Tiny 50sqm family home rises to the challenge

Michelet - L’atelier, Europe and South America

The Parisian aesthetic is often characterized by flamboyance, but the city is now embracing forward-thinking, practical solutions for urban family homes. Enter Michelet, a project by L’atelier, the first nomadic architecture studio with collaborative hubs across Europe and South America. Operating without a fixed office, Michelet brings together clients, architects, mentors, and inspiration to create innovative spaces like a 50sqm (538 sqft) family home in the heart of Paris that redefines tiny housing as adaptable, stylish, and balanced.

Drawing from their extensive experience in Paris, L’atelier identified common threads in the numerous projects they’ve undertaken in the area. They have been adept at negotiating for more space for growing families and transforming small spaces into chic micro-homes. Michelet’s story begins with a family—a couple and three children aged 18, 15, and 7—who approached L’atelier with a unique challenge.

L’atelier started by assessing the space to uncover its potential and limitations. They found that the apartment’s floor plan was nearly square, a layout that optimally utilizes space and enhances privacy. The entrance seamlessly merges with the living area, extending from the front to the back of the building, with the front section serving as a central point. Along this well-lit corridor, various subspaces are arranged, housing sleeping alcoves—one above the shared bathroom and the other accessible from the living room via a sleek staircase, adding a touch of playfulness.

The extensive use of pine wood paneling throughout the apartment enhances the natural light and lends a cohesive look to the smaller spaces like closets and desks. Hidden nooks like the reading corner in the living room, the wall-integrated desk in the dining area, and the concealed office space contribute to a sense of spaciousness for the family.

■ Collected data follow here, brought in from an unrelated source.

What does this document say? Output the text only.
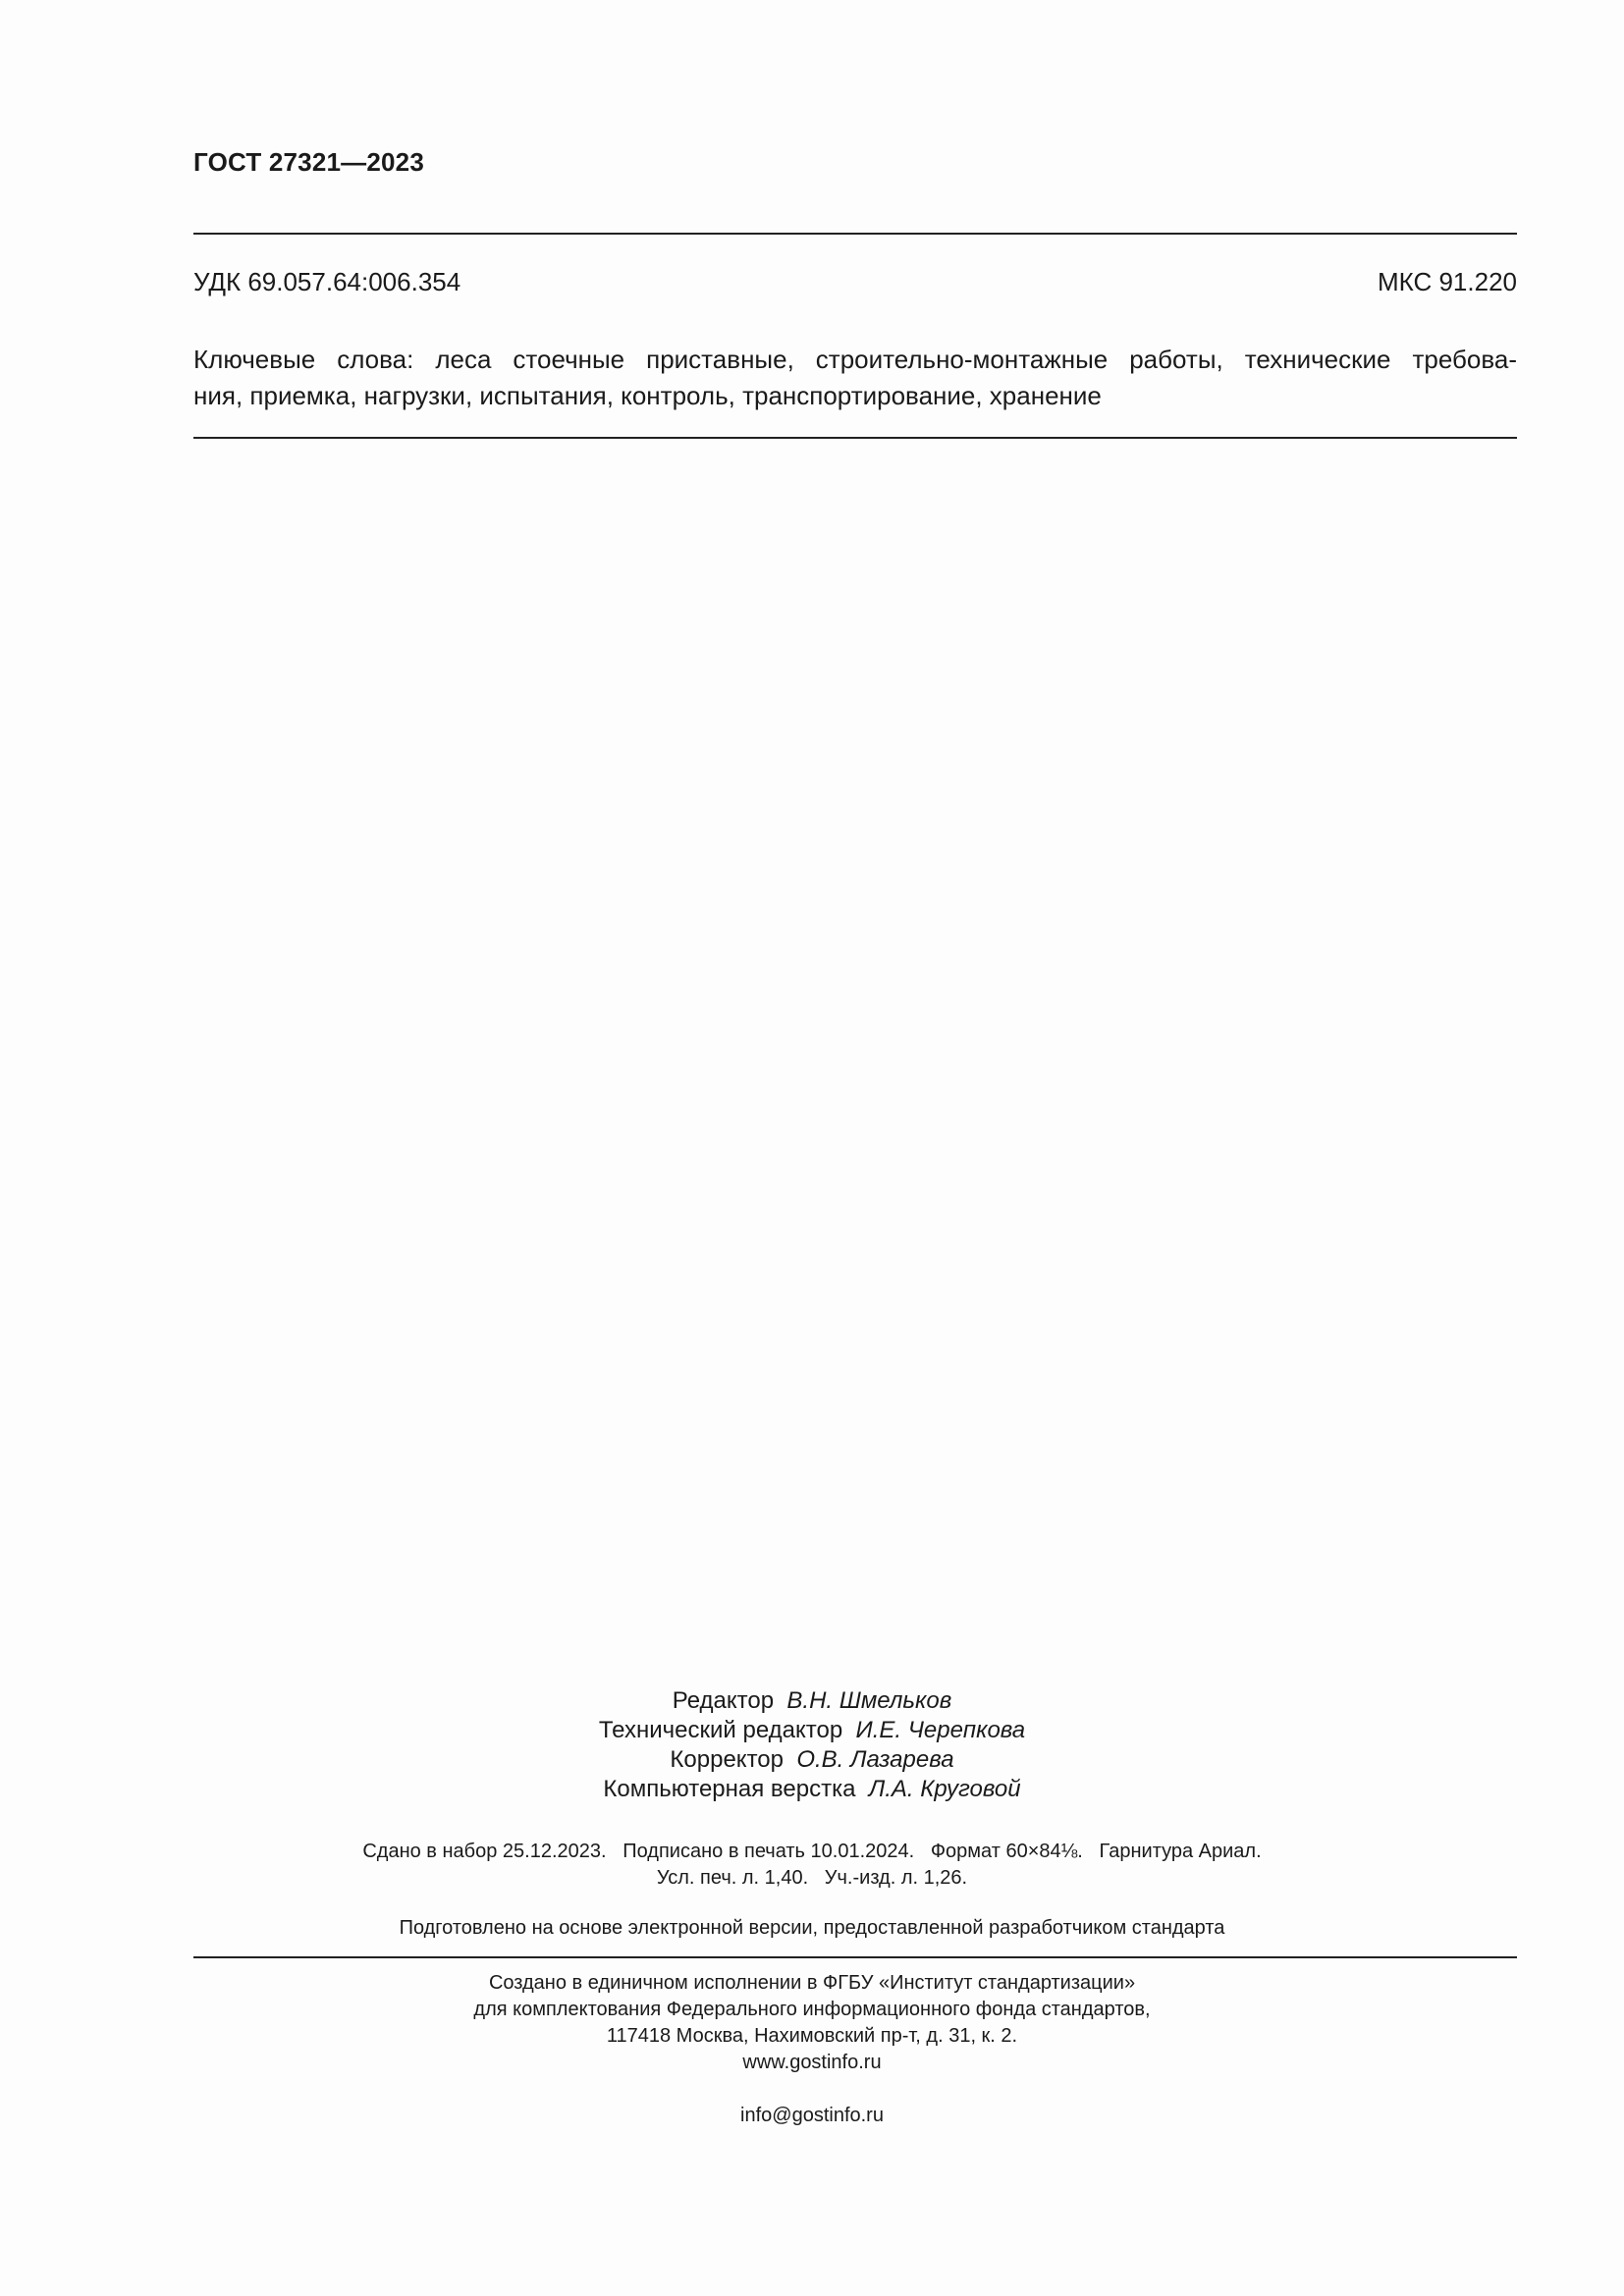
ГОСТ 27321—2023
УДК 69.057.64:006.354	МКС 91.220

Ключевые слова: леса стоечные приставные, строительно-монтажные работы, технические требова-
ния, приемка, нагрузки, испытания, контроль, транспортирование, хранение

Редактор В.Н. Шмельков
Технический редактор И.Е. Черепкова
Корректор О.В. Лазарева
Компьютерная верстка Л.А. Круговой
Сдано в набор 25.12.2023.   Подписано в печать 10.01.2024.   Формат 60×84⅛.   Гарнитура Ариал.
Усл. печ. л. 1,40.   Уч.-изд. л. 1,26.
Подготовлено на основе электронной версии, предоставленной разработчиком стандарта
Создано в единичном исполнении в ФГБУ «Институт стандартизации»
для комплектования Федерального информационного фонда стандартов,
117418 Москва, Нахимовский пр-т, д. 31, к. 2.
www.gostinfo.ru

info@gostinfo.ru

Balancing the needs of five occupants in a limited space can be challenging, but Michelet demonstrates that minimalism and functionality can coexist harmoniously within a 50 sqm area.

Learning to maximize space by creating compact vertical designs is a valuable takeaway for future micro-housing projects. It’s not just about the visible space but also what lies above you—inspiration can come from unexpected places. This approach is increasingly crucial in architecture and design, especially in the context of urban housing and density challenges. Michelet embodies adaptability, a key feature of the project. As the children grow and eventually move out, the rooms need to be flexible. The project is structured around three phases, incorporating movable partitions in the floor plan to conceal or reveal spaces as needed. In the next phase, as the eldest children depart, the parent’s bedroom wall will be removed to expand the living area, creating a more open space for guests. Finally, when the youngest child leaves, the two remaining bedrooms will be connected to form a private suite for the parents.

Michelet reflects a careful consideration of timing, materials, family dynamics, and architectural coherence, paying homage to the timeless Parisian buildings that surround it. It represents micro-living for a macro family, blending functionality with elegance and ensuring no compromises in design.